The winners have been decided before the races have even begun. What’s the worth of the millisecond precision finishes when certain countries can exert millions on scouting, training, and equipment? It’s an uneven playing field billed as an all-beneficial competition, a la capitalism.
The Games are prime examples of the rampant damage that capitalism can and does cause. The true neck and neck race is between the Olympics and FIFA to see which organization is more corrupt. “The Olympics are an orgy of corruption and dishonesty,” and that’s from the National Review.
“The IOC sells countries on the idea of hosting the Games with promises of social and financial benefits. But a country's financial cut is solely determined by the IOC. There is no guaranteed return, and the IOC uses the revenue on itself. They are currently building a state-of-the-art facility in Switzerland, where they are exempt from paying taxes due to the non-profit status they have somehow been granted.
That's right: an organization that will earn an estimated $4 billion revenue this summer has nonprofit status.” (Flotrack)

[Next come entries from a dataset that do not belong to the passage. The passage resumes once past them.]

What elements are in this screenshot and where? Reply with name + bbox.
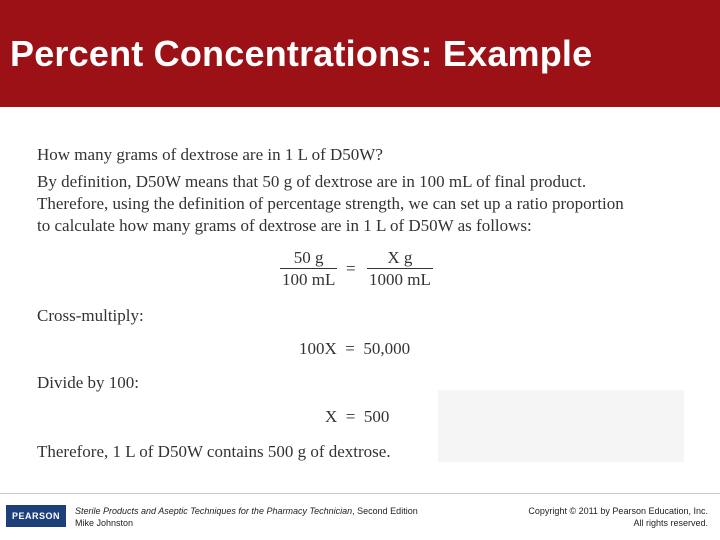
conclusion-text: Therefore, 1 L of D50W contains 500 g of dextrose.: [37, 442, 391, 461]
pearson-logo: PEARSON: [6, 505, 66, 527]
rights-text: All rights reserved.: [633, 518, 708, 528]
definition-line-3: to calculate how many grams of dextrose are in 1 L of D50W as follows:: [37, 216, 532, 235]
footer-divider: [0, 493, 720, 494]
divide-equation: X = 500: [325, 407, 390, 426]
book-edition: , Second Edition: [352, 506, 418, 516]
cross-multiply-label: Cross-multiply:: [37, 306, 144, 325]
left-denominator: 100 mL: [282, 270, 336, 289]
copyright-text: Copyright © 2011 by Pearson Education, Inc.: [528, 506, 708, 516]
book-title: Sterile Products and Aseptic Techniques for the Pharmacy Technician: [75, 506, 353, 516]
left-numerator: 50 g: [293, 248, 324, 267]
slide-title: Percent Concentrations: Example: [10, 33, 593, 74]
footer-book-info: [75, 505, 418, 529]
right-fraction: [367, 248, 433, 291]
book-author: Mike Johnston: [75, 518, 134, 528]
question-text: How many grams of dextrose are in 1 L of D50W?: [37, 145, 383, 164]
cross-multiply-equation: 100X = 50,000: [299, 339, 411, 358]
right-numerator: X g: [387, 248, 413, 267]
shaded-box: [438, 390, 684, 462]
proportion-equals: =: [346, 259, 356, 278]
divide-label: Divide by 100:: [37, 373, 139, 392]
definition-line-2: Therefore, using the definition of percentage strength, we can set up a ratio proportion: [37, 194, 624, 213]
right-denominator: 1000 mL: [369, 270, 431, 289]
footer-copyright: [528, 505, 708, 529]
definition-line-1: By definition, D50W means that 50 g of dextrose are in 100 mL of final product.: [37, 172, 587, 191]
left-fraction: [280, 248, 337, 291]
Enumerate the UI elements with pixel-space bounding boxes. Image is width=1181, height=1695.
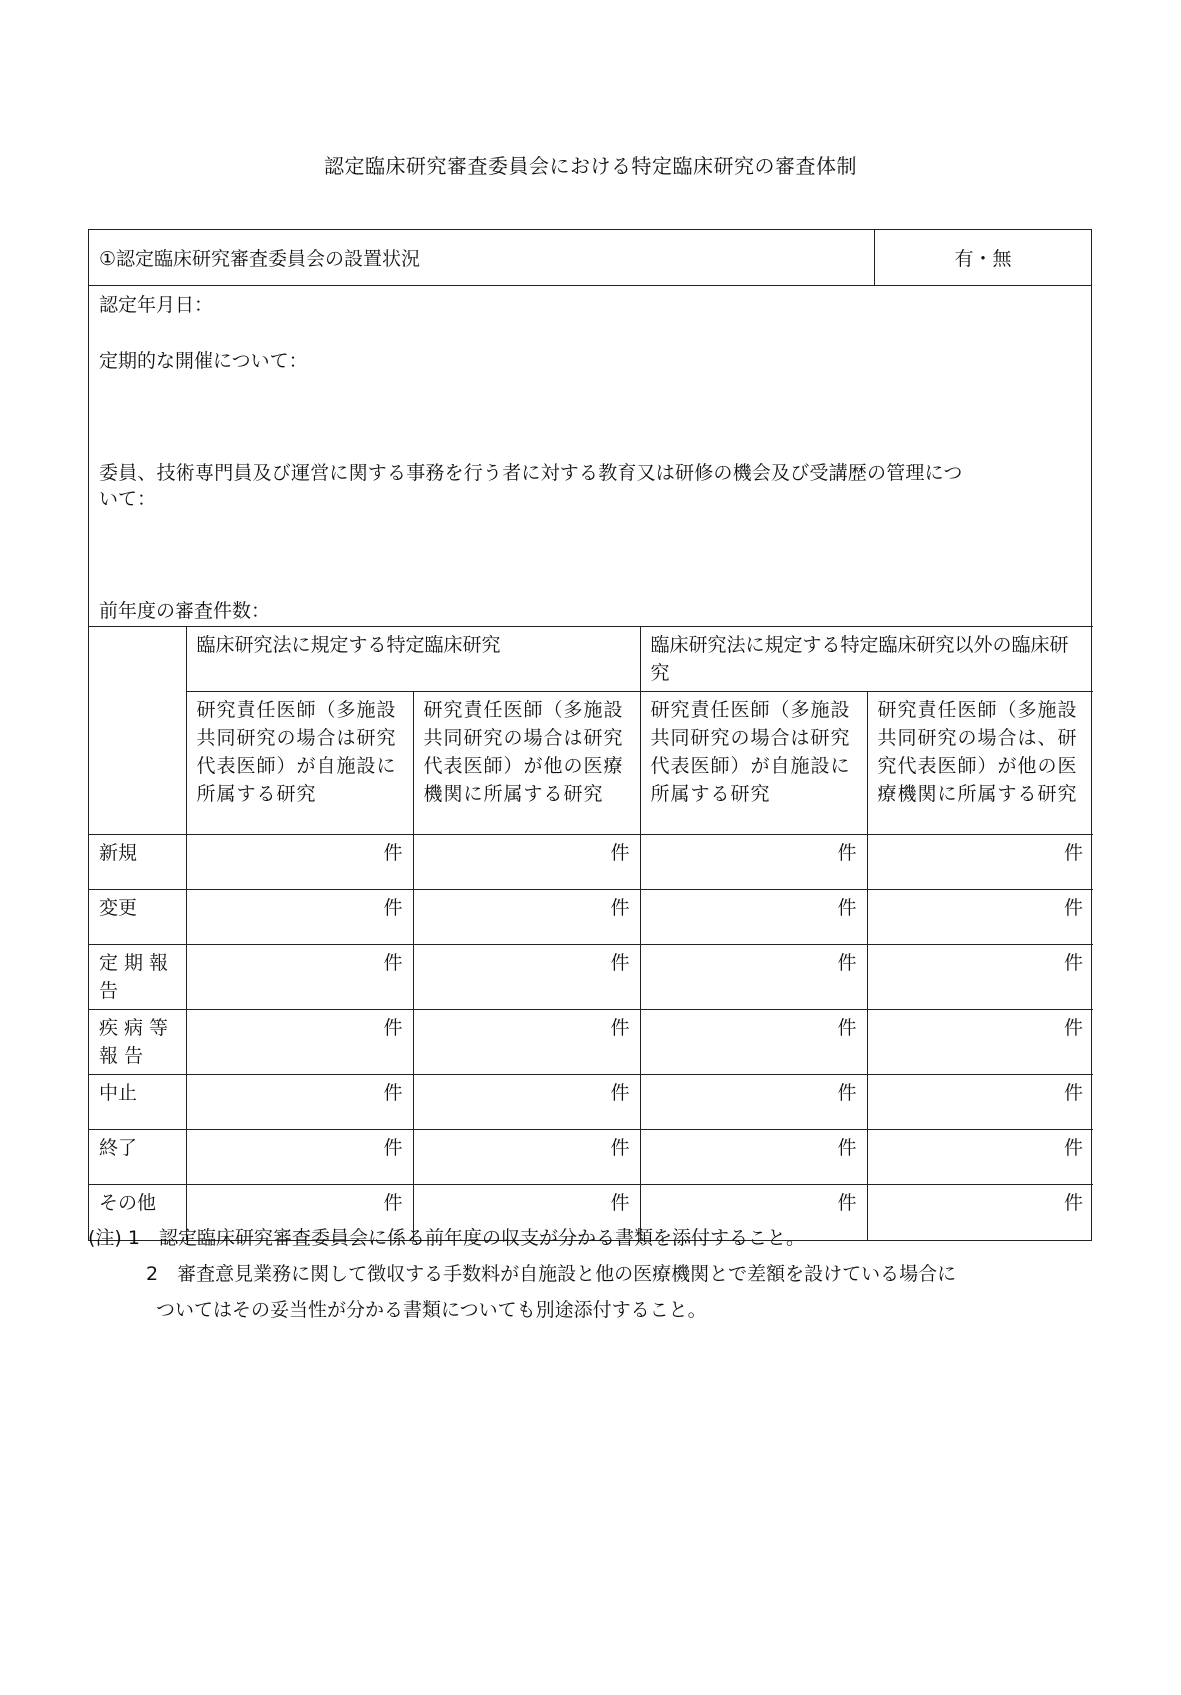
count-cell[interactable]: 件 bbox=[413, 1130, 640, 1185]
committee-info-section bbox=[89, 286, 1091, 626]
count-cell[interactable]: 件 bbox=[867, 835, 1093, 890]
group-header-specified: 臨床研究法に規定する特定臨床研究 bbox=[186, 627, 640, 692]
count-cell[interactable]: 件 bbox=[413, 1010, 640, 1075]
table-row bbox=[89, 945, 1093, 1010]
committee-status-row bbox=[89, 230, 1091, 286]
count-cell[interactable]: 件 bbox=[186, 1075, 413, 1130]
row-label-other: その他 bbox=[89, 1185, 186, 1240]
committee-status-label: ①認定臨床研究審査委員会の設置状況 bbox=[99, 248, 421, 270]
committee-status-choice[interactable]: 有・無 bbox=[874, 230, 1091, 285]
count-cell[interactable]: 件 bbox=[640, 945, 867, 1010]
note-2: 2 審査意見業務に関して徴収する手数料が自施設と他の医療機関とで差額を設けている場合に bbox=[146, 1263, 957, 1285]
count-cell[interactable]: 件 bbox=[186, 945, 413, 1010]
count-cell[interactable]: 件 bbox=[867, 1130, 1093, 1185]
count-cell[interactable]: 件 bbox=[640, 1185, 867, 1240]
note-2-continued: ついてはその妥当性が分かる書類についても別途添付すること。 bbox=[156, 1299, 707, 1321]
table-row bbox=[89, 1075, 1093, 1130]
count-cell[interactable]: 件 bbox=[413, 835, 640, 890]
sub-header-1: 研究責任医師（多施設共同研究の場合は研究代表医師）が自施設に所属する研究 bbox=[186, 692, 413, 835]
count-cell[interactable]: 件 bbox=[413, 945, 640, 1010]
count-cell[interactable]: 件 bbox=[413, 1185, 640, 1240]
count-cell[interactable]: 件 bbox=[867, 1185, 1093, 1240]
sub-header-2: 研究責任医師（多施設共同研究の場合は研究代表医師）が他の医療機関に所属する研究 bbox=[413, 692, 640, 835]
sub-header-4: 研究責任医師（多施設共同研究の場合は、研究代表医師）が他の医療機関に所属する研究 bbox=[867, 692, 1093, 835]
table-row bbox=[89, 1010, 1093, 1075]
prev-year-count-label: 前年度の審査件数： bbox=[99, 600, 271, 622]
notes-section bbox=[88, 1220, 1098, 1328]
count-cell[interactable]: 件 bbox=[640, 1010, 867, 1075]
review-form bbox=[88, 229, 1092, 1241]
table-row bbox=[89, 835, 1093, 890]
training-label-line1: 委員、技術専門員及び運営に関する事務を行う者に対する教育又は研修の機会及び受講歴の管理につ bbox=[99, 462, 963, 484]
count-cell[interactable]: 件 bbox=[640, 1075, 867, 1130]
count-cell[interactable]: 件 bbox=[867, 890, 1093, 945]
count-cell[interactable]: 件 bbox=[640, 1130, 867, 1185]
row-label-completion: 終了 bbox=[89, 1130, 186, 1185]
row-label-change: 変更 bbox=[89, 890, 186, 945]
page-title: 認定臨床研究審査委員会における特定臨床研究の審査体制 bbox=[324, 154, 857, 178]
count-cell[interactable]: 件 bbox=[867, 1010, 1093, 1075]
table-row bbox=[89, 1130, 1093, 1185]
table-sub-header-row bbox=[89, 692, 1093, 835]
count-cell[interactable]: 件 bbox=[186, 890, 413, 945]
count-cell[interactable]: 件 bbox=[186, 1130, 413, 1185]
row-label-periodic-report: 定期報告 bbox=[89, 945, 186, 1010]
row-label-suspension: 中止 bbox=[89, 1075, 186, 1130]
regular-meeting-label: 定期的な開催について： bbox=[99, 350, 308, 372]
table-corner-cell bbox=[89, 627, 186, 835]
group-header-other: 臨床研究法に規定する特定臨床研究以外の臨床研究 bbox=[640, 627, 1093, 692]
count-cell[interactable]: 件 bbox=[413, 1075, 640, 1130]
row-label-disease-report: 疾病等報告 bbox=[89, 1010, 186, 1075]
table-row bbox=[89, 890, 1093, 945]
count-cell[interactable]: 件 bbox=[186, 835, 413, 890]
count-cell[interactable]: 件 bbox=[413, 890, 640, 945]
note-1: (注) 1 認定臨床研究審査委員会に係る前年度の収支が分かる書類を添付すること。 bbox=[88, 1227, 805, 1249]
count-cell[interactable]: 件 bbox=[186, 1185, 413, 1240]
row-label-new: 新規 bbox=[89, 835, 186, 890]
sub-header-3: 研究責任医師（多施設共同研究の場合は研究代表医師）が自施設に所属する研究 bbox=[640, 692, 867, 835]
count-cell[interactable]: 件 bbox=[640, 890, 867, 945]
review-count-table bbox=[89, 626, 1093, 1240]
count-cell[interactable]: 件 bbox=[867, 1075, 1093, 1130]
training-label-line2: いて： bbox=[99, 488, 157, 510]
count-cell[interactable]: 件 bbox=[867, 945, 1093, 1010]
certified-date-label: 認定年月日： bbox=[99, 294, 214, 316]
count-cell[interactable]: 件 bbox=[186, 1010, 413, 1075]
table-group-header-row bbox=[89, 627, 1093, 692]
count-cell[interactable]: 件 bbox=[640, 835, 867, 890]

It’s been proven that only the richest cities can afford to host the games and come out on top. For the others, it’s the rich giving each other back rubs, while the poor are displaced, inconvenienced, silenced and tossed aside. The real endurance test is not the one broadcasted, it’s how far these institutions can continue to trample on the backs of the working class. The rotting stadiums are the parting gift of capitalistic excess and waste. Numbers don’t lie:
“While most major infrastructure projects go over budget, megaprojects such as bridges, dams and railway lines tend to yield economic benefits for longer than the few weeks that many Olympic facilities are used. Host cities almost invariably fail to cover Olympics costs with associated revenues (for instance, in 2012 London took in $3.5 billion in revenues and shelled out something like $18 billion to host the games), leaving them with piles of debt and various useless venues. Research has repeatedly shown that in most cases the Olympics are a money loser for cities, particularly those in developing nations where the cost-benefit proposition tends to skew even worse.” (FiveThirtyEight)

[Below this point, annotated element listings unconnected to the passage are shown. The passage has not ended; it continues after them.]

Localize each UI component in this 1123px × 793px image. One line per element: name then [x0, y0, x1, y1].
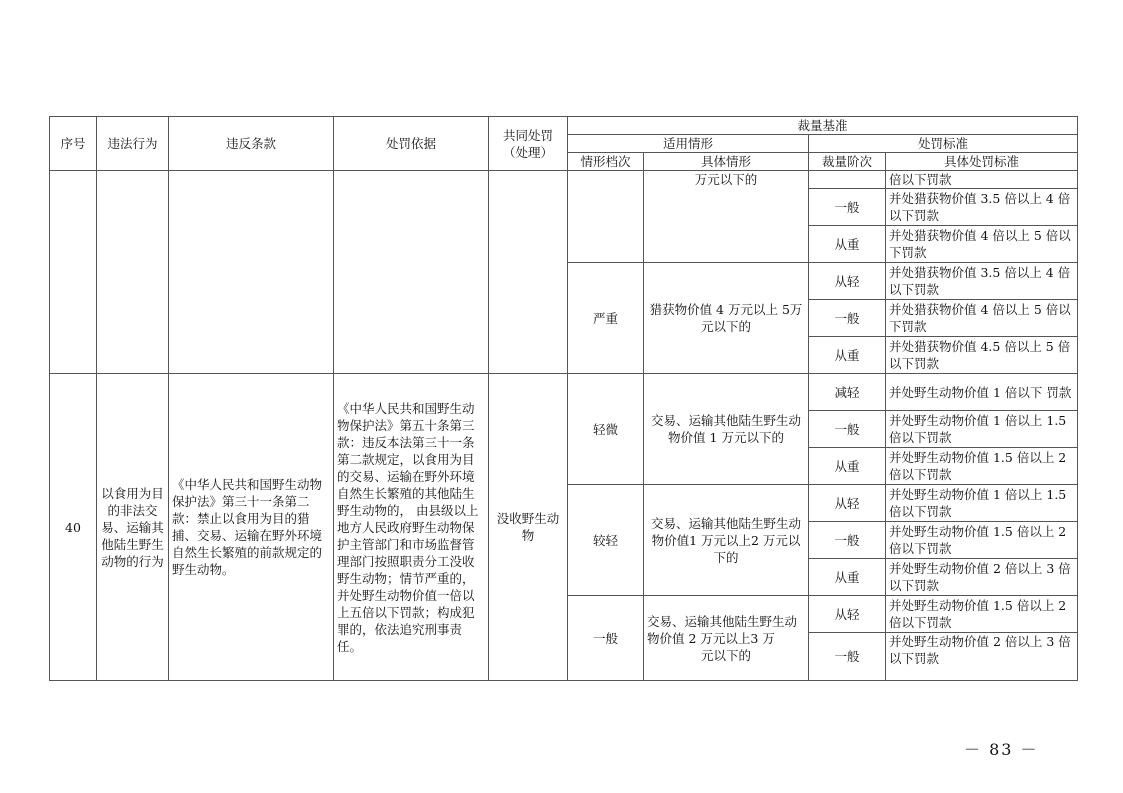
cont-std-2: 并处猎获物价值 4 倍以上 5 倍以下罚款	[886, 226, 1078, 263]
group0-stage-0: 减轻	[809, 374, 886, 411]
cont-stage-0	[809, 171, 886, 189]
header-clause: 违反条款	[169, 117, 334, 171]
severe-situation: 猎获物价值 4 万元以上 5万元以下的	[644, 263, 809, 374]
group1-situation: 交易、运输其他陆生野生动物价值1 万元以上2 万元以下的	[644, 485, 809, 596]
entry-clause: 《中华人民共和国野生动物保护法》第三十一条第二款：禁止以食用为目的猎捕、交易、运输在野外环境自然生长繁殖的前款规定的野生动物。	[169, 374, 334, 681]
header-penalty-std: 处罚标准	[809, 135, 1078, 153]
table-row	[50, 171, 1078, 189]
severe-stage-1: 一般	[809, 300, 886, 337]
entry-no: 40	[50, 374, 97, 681]
severe-stage-2: 从重	[809, 337, 886, 374]
header-level: 情形档次	[568, 153, 644, 171]
group0-std-2: 并处野生动物价值 1.5 倍以上 2 倍以下罚款	[886, 448, 1078, 485]
group1-std-2: 并处野生动物价值 2 倍以上 3 倍以下罚款	[886, 559, 1078, 596]
group0-situation: 交易、运输其他陆生野生动物价值 1 万元以下的	[644, 374, 809, 485]
header-basis: 处罚依据	[334, 117, 489, 171]
header-no: 序号	[50, 117, 97, 171]
cell-empty-common	[489, 171, 568, 374]
cell-empty-no	[50, 171, 97, 374]
group2-situation-b: 元以下的	[700, 647, 751, 663]
group0-std-0: 并处野生动物价值 1 倍以下 罚款	[886, 374, 1078, 411]
group0-std-1: 并处野生动物价值 1 倍以上 1.5 倍以下罚款	[886, 411, 1078, 448]
cell-empty-act	[97, 171, 169, 374]
group0-stage-2: 从重	[809, 448, 886, 485]
severe-stage-0: 从轻	[809, 263, 886, 300]
group2-situation-a: 交易、运输其他陆生野生动物价值 2 万元以上3 万	[647, 613, 798, 646]
group1-std-1: 并处野生动物价值 1.5 倍以上 2 倍以下罚款	[886, 522, 1078, 559]
cont-std-0: 倍以下罚款	[886, 171, 1078, 189]
group1-std-0: 并处野生动物价值 1 倍以上 1.5 倍以下罚款	[886, 485, 1078, 522]
severe-std-1: 并处猎获物价值 4 倍以上 5 倍以下罚款	[886, 300, 1078, 337]
cont-stage-1: 一般	[809, 189, 886, 226]
group1-level: 较轻	[568, 485, 644, 596]
severe-std-2: 并处猎获物价值 4.5 倍以上 5 倍以下罚款	[886, 337, 1078, 374]
severe-level: 严重	[568, 263, 644, 374]
cell-empty-clause	[169, 171, 334, 374]
group2-stage-0: 从轻	[809, 596, 886, 633]
group1-stage-0: 从轻	[809, 485, 886, 522]
cont-stage-2: 从重	[809, 226, 886, 263]
group2-level: 一般	[568, 596, 644, 681]
entry-common: 没收野生动物	[489, 374, 568, 681]
discretion-table	[49, 116, 1078, 681]
header-row-1	[50, 117, 1078, 135]
header-discretion: 裁量基准	[568, 117, 1078, 135]
entry-basis: 《中华人民共和国野生动物保护法》第五十条第三款：违反本法第三十一条第二款规定，以食用为目的交易、运输在野外环境自然生长繁殖的其他陆生野生动物的， 由县级以上地方人民政府野生动物保护主管部门和市场监督管理部门按照职责分工没收野生动物；情节严重的，并处野生动物价值一倍以上五倍以下罚款；构成犯罪的，依法追究刑事责任。	[334, 374, 489, 681]
group1-stage-2: 从重	[809, 559, 886, 596]
header-common: 共同处罚（处理）	[489, 117, 568, 171]
header-act: 违法行为	[97, 117, 169, 171]
group0-level: 轻微	[568, 374, 644, 485]
header-applicable: 适用情形	[568, 135, 809, 153]
cell-empty-basis	[334, 171, 489, 374]
group2-stage-1: 一般	[809, 633, 886, 681]
header-specific-std: 具体处罚标准	[886, 153, 1078, 171]
severe-std-0: 并处猎获物价值 3.5 倍以上 4 倍以下罚款	[886, 263, 1078, 300]
group2-std-1: 并处野生动物价值 2 倍以上 3 倍以下罚款	[886, 633, 1078, 681]
penalty-table-sheet	[49, 116, 1077, 681]
table-row	[50, 374, 1078, 411]
cont-situation: 万元以下的	[644, 171, 809, 263]
group2-std-0: 并处野生动物价值 1.5 倍以上 2 倍以下罚款	[886, 596, 1078, 633]
header-specific: 具体情形	[644, 153, 809, 171]
group1-stage-1: 一般	[809, 522, 886, 559]
cell-empty-level	[568, 171, 644, 263]
cont-std-1: 并处猎获物价值 3.5 倍以上 4 倍以下罚款	[886, 189, 1078, 226]
header-stage: 裁量阶次	[809, 153, 886, 171]
group2-situation	[644, 596, 809, 681]
entry-act: 以食用为目的非法交易、运输其他陆生野生动物的行为	[97, 374, 169, 681]
page-number: － 83 －	[964, 740, 1039, 759]
group0-stage-1: 一般	[809, 411, 886, 448]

The media and IOC will continue to distract by covering the individuals, the personal stories that demonstrate triumph, accomplishment, skill, commodore. Because that’s what they market as the Olympic spirit. It’s what sells the Cokes, the Nikes, and most importantly, the Olympics. Every bureaucrat, every clothing brand, every media network, everybody gets a platform to bombard the consumer, everybody except the people:
“In fact the IOC’s official charter forbids the expression of anti-Olympic dissent, stating in Rule 51, ‘No kind of demonstration or political, religious or racial propaganda is permitted in any Olympic sites, venues or other areas.’ Yet the whole charade is based around the promotion and reinforcement of values that suit capitalism. While we sit there consuming sports such as the Olympics we are also taking in the assumptions that life is a competition, that most of the rewards go to the winners, and that losers have only themselves to blame in that they weren’t good enough, or never worked hard enough.” (Libcom)
An Olympic achievement.
The perpetuation of racism, classism, and xenophobia through unchecked nationalism. NBC and IOC will profit. The arranging politicians, big brands and investors will profit. The people will not.